| Source: University of Auckland (UoA)
GPs who rate themselves as ‘compassionate’ don’t necessarily have patients who agree.
A doctor who believes they are offering compassionate care doesn’t necessarily mean their patients feel cared for, according to new research out of Waipapa Taumata Rau, University of Auckland. While patients appreciate an accurate diagnosis, a clean clinic, decent quality testing and effective treatment, they also want to feel cared for, says Professor Nathan Consedine, a health psychologist in the School of Medicine at Waipapa Taumata Rau, University of Auckland. Consedine says the assumption has been that increasing compassion in providers will lead to patients feeling more cared for. However, whether it actually does so has not been studied. In a recent study, Consedine and colleagues investigated whether doctors who felt they were compassionate had patients for whom correspondingly felt cared for. The researchers surveyed more than a thousand anonymous patients about their experience of primary care, got ratings about their experience of compassion, and concluded by asking for the contact details of their GP. The researchers then contacted their GP separately and asking them to answer questions about their practice, how compassionate they were, and so on. More than 200 GPs (40 percent of those asked) completed the questionnaire. To the researcher’s surprise, doctors who rated themselves as more compassionate were not necessarily experienced as more caring by their patients.
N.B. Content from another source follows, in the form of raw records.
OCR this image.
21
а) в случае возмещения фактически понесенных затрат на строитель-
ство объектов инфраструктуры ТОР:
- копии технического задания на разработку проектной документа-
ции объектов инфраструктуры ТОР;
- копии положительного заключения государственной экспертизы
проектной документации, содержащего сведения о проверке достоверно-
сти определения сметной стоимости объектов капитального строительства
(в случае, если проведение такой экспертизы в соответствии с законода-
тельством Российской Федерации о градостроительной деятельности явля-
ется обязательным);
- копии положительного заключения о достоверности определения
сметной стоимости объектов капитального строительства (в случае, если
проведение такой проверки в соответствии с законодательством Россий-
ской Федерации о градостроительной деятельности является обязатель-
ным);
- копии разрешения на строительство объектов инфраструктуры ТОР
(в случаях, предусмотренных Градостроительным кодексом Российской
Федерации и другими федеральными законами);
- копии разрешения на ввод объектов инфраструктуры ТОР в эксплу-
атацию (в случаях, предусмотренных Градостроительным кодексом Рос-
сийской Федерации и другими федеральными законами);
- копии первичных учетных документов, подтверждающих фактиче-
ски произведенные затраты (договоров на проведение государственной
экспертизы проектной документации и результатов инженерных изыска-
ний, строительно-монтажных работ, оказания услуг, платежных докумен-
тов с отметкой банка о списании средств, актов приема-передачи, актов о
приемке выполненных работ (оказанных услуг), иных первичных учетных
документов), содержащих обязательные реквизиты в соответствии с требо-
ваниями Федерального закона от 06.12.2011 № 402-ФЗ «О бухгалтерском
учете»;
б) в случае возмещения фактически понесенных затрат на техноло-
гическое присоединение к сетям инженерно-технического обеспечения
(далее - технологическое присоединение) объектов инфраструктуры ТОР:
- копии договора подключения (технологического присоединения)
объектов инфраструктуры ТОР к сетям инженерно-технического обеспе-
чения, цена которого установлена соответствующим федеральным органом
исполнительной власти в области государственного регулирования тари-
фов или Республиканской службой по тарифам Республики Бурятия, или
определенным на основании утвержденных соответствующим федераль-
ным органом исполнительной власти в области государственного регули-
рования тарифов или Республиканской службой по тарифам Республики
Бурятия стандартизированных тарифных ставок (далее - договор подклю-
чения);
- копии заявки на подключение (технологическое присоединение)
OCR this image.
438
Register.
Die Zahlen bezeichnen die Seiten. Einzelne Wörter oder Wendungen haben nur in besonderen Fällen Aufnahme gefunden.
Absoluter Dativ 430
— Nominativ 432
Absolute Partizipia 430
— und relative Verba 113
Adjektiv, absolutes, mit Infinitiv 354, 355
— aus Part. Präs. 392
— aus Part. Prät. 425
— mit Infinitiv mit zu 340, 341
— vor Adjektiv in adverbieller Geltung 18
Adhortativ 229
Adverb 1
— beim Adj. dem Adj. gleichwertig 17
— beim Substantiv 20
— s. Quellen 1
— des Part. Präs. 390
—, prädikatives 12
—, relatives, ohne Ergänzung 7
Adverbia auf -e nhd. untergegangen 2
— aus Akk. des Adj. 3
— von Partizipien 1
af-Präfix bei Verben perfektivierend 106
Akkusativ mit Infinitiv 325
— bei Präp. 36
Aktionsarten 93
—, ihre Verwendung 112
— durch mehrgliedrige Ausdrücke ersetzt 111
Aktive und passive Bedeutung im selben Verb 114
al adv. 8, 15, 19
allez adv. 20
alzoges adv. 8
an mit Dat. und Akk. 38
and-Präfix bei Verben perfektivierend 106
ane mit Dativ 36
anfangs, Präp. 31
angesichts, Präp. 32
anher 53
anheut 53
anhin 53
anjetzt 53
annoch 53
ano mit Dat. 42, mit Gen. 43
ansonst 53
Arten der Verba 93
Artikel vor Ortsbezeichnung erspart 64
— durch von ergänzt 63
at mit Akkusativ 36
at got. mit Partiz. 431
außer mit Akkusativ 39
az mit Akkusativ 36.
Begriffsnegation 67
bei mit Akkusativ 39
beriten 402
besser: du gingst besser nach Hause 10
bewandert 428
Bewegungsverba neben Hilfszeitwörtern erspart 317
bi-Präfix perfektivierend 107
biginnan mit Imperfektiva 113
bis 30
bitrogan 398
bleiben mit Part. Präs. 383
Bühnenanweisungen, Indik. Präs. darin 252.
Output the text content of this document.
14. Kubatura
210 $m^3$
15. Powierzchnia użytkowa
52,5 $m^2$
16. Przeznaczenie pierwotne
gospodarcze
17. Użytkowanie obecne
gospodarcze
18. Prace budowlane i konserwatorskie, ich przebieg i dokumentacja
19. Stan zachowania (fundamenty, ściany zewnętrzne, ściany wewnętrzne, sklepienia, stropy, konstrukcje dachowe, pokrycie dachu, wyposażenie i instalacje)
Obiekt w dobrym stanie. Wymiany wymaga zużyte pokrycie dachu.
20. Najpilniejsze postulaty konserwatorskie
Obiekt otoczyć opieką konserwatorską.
See Journal of General Internal Medicine. In fact, there was no systematic link between a doctor’s compassion and the patient’s experience of care. These findings suggest that a patient’s experience of compassion may or may not be related to their physicians’ self-assessed compassion. Consedine says: “If you think about something analogous, like love languages, people like to be loved in diverse ways – some need touch, some need actions, some need words. “So, assuming the same behaviour will have the same effect on everyone is misguided. “You know that there will be age differences, gender differences, cultural differences, in what people need.” This points to a need for further research to understand how compassion manifests in the things that doctors do to communicate compassion and how patients interpret these behaviours, Consedine says.